The Pittsburgh Tribune-Review covered FirstEnergy Corp.’s plans to spend $2.8 billion to upgrade four of its Ohio and Pennsylvania utilities with “smart grid” technology – sensors and controls on power lines and transmission stations that can communicate information about the system remotely and help stem problems before they cascade.
The expanded investment announced Tuesday will replace decades-old equipment and help the company connect [its] large-scale transmission system with its local distribution system, officials said. The equipment it’s replacing is on average more than 40 years old.
Using smart technology will help limit outages and waste, [company spokesman Mark] Durbin said. The sensors it plans to use will help it pinpoint obstructions in the system, steer power around it to limit the impact of outages and quickly mobilize repair crews. It’ll use sensors at transmission stations to get maintenance alerts instead of relying on having workers do potentially unnecessary precautionary checks, Durbin said.

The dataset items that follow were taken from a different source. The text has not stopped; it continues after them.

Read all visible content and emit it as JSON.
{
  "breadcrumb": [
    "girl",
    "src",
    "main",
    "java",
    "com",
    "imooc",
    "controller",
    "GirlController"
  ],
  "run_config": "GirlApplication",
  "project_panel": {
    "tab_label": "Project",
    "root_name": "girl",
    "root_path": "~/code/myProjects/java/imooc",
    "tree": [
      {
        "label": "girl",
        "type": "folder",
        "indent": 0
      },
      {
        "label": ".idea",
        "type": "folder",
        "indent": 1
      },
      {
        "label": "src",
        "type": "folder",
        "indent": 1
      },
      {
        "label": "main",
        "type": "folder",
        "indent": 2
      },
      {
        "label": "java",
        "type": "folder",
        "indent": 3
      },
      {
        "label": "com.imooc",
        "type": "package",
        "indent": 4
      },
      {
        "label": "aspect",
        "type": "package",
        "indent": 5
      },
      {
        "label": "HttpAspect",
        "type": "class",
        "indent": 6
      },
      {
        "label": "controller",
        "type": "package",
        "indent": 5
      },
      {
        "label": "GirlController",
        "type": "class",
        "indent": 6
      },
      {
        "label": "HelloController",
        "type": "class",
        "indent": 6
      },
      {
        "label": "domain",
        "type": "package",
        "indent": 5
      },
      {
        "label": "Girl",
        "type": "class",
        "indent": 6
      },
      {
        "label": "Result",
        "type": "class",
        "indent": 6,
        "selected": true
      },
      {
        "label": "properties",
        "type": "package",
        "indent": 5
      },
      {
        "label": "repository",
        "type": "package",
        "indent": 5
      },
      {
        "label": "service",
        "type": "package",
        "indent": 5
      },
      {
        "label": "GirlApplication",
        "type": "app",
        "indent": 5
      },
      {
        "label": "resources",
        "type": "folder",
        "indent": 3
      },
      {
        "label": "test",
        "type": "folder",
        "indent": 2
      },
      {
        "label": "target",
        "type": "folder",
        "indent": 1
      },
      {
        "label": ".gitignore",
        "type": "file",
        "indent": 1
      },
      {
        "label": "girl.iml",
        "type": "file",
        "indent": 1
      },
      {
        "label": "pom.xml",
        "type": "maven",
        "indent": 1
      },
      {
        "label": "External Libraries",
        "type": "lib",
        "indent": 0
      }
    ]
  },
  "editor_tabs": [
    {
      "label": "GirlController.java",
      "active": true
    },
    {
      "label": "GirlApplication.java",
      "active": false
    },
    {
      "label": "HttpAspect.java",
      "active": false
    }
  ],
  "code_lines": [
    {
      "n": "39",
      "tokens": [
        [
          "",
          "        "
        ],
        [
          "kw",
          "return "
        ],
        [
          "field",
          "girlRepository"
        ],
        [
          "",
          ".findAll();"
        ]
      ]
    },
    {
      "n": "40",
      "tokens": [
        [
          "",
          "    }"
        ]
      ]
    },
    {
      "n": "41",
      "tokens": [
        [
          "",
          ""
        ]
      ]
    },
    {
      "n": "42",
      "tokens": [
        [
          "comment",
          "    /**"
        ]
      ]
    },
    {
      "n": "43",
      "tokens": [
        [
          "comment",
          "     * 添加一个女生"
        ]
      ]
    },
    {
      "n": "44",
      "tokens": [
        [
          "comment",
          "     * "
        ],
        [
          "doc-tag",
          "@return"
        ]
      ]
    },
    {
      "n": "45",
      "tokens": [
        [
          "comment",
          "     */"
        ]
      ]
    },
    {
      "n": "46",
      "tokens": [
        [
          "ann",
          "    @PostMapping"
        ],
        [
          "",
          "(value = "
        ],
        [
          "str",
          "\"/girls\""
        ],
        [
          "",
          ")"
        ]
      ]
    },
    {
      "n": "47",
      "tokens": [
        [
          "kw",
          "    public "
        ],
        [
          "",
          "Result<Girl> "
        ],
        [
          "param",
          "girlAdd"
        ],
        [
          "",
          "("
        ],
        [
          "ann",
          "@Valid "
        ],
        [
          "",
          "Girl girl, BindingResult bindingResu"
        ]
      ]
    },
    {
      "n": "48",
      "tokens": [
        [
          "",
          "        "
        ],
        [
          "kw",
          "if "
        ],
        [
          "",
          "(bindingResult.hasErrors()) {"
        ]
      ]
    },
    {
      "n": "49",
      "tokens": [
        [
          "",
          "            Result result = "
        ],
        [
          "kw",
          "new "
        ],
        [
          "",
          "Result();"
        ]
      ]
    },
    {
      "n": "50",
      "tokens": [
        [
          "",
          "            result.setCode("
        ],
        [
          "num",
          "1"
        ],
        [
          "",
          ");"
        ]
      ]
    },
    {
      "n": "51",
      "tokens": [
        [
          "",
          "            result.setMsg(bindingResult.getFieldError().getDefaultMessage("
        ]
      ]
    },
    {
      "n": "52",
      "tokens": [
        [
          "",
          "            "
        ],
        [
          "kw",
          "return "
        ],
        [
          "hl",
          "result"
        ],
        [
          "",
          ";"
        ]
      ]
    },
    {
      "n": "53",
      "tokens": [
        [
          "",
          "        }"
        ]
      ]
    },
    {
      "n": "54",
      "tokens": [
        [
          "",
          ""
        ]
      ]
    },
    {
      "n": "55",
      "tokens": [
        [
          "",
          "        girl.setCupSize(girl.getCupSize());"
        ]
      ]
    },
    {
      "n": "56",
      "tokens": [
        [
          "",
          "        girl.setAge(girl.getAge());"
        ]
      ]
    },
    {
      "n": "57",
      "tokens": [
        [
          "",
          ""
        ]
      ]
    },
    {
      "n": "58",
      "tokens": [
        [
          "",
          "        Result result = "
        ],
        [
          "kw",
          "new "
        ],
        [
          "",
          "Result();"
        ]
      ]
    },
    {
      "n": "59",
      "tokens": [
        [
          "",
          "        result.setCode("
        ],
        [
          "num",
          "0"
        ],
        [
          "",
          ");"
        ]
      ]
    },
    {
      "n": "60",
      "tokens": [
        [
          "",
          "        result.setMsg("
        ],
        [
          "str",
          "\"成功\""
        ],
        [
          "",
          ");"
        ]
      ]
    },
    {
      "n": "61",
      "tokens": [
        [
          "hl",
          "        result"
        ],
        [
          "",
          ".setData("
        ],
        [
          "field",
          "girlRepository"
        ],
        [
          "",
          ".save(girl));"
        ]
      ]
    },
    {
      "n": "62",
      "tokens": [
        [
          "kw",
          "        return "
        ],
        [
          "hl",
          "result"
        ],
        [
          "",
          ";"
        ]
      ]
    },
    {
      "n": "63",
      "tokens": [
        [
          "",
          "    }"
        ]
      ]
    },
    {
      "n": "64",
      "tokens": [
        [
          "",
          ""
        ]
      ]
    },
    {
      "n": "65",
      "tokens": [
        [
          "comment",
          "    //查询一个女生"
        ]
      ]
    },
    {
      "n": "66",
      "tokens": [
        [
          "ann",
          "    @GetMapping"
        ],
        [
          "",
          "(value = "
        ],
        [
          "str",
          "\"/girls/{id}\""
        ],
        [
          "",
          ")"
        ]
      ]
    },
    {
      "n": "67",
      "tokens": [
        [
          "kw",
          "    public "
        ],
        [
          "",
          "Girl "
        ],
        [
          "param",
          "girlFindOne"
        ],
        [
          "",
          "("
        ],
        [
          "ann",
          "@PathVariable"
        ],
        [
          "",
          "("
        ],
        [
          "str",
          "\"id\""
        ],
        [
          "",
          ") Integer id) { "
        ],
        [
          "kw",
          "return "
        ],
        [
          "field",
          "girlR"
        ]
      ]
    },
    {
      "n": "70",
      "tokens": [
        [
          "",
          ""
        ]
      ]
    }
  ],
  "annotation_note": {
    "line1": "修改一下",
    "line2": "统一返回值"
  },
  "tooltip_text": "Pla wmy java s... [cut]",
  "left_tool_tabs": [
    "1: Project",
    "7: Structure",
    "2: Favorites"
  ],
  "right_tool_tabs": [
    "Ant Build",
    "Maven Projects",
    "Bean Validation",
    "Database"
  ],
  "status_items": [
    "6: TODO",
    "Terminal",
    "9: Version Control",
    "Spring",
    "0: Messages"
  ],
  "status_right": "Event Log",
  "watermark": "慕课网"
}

The announcement, the newspaper notes, comes “a decade after failures by FirstEnergy Corp. led to a historic blackout across eight states.” The 2003 blackout helped expose weaknesses in the nation’s aging, interconnected electric transmission system that allowed a local problem – an outage near Cleveland – to build into a power failure that affected tens of millions of people.
In Philadelphia on Tuesday, officials discussed more malevolent threats to the grid: cyberattacks and physical assaults on the system by hackers and terrorists.
According to the Philadelphia Inquirer, former Pennsylvania governor and U.S. Homeland Security Secretary Tom Ridge warned an audience of regional utility officials to better prepare for and address vulnerability in the grid.
He said policymakers need to educate the public that security comes at a price, but the risk of a grid disaster is more costly.
“You want to be pre-emptive or reactive?” he said. “You want better security on the grid, you’ve got to pay. The consumer’s got to pay for it.”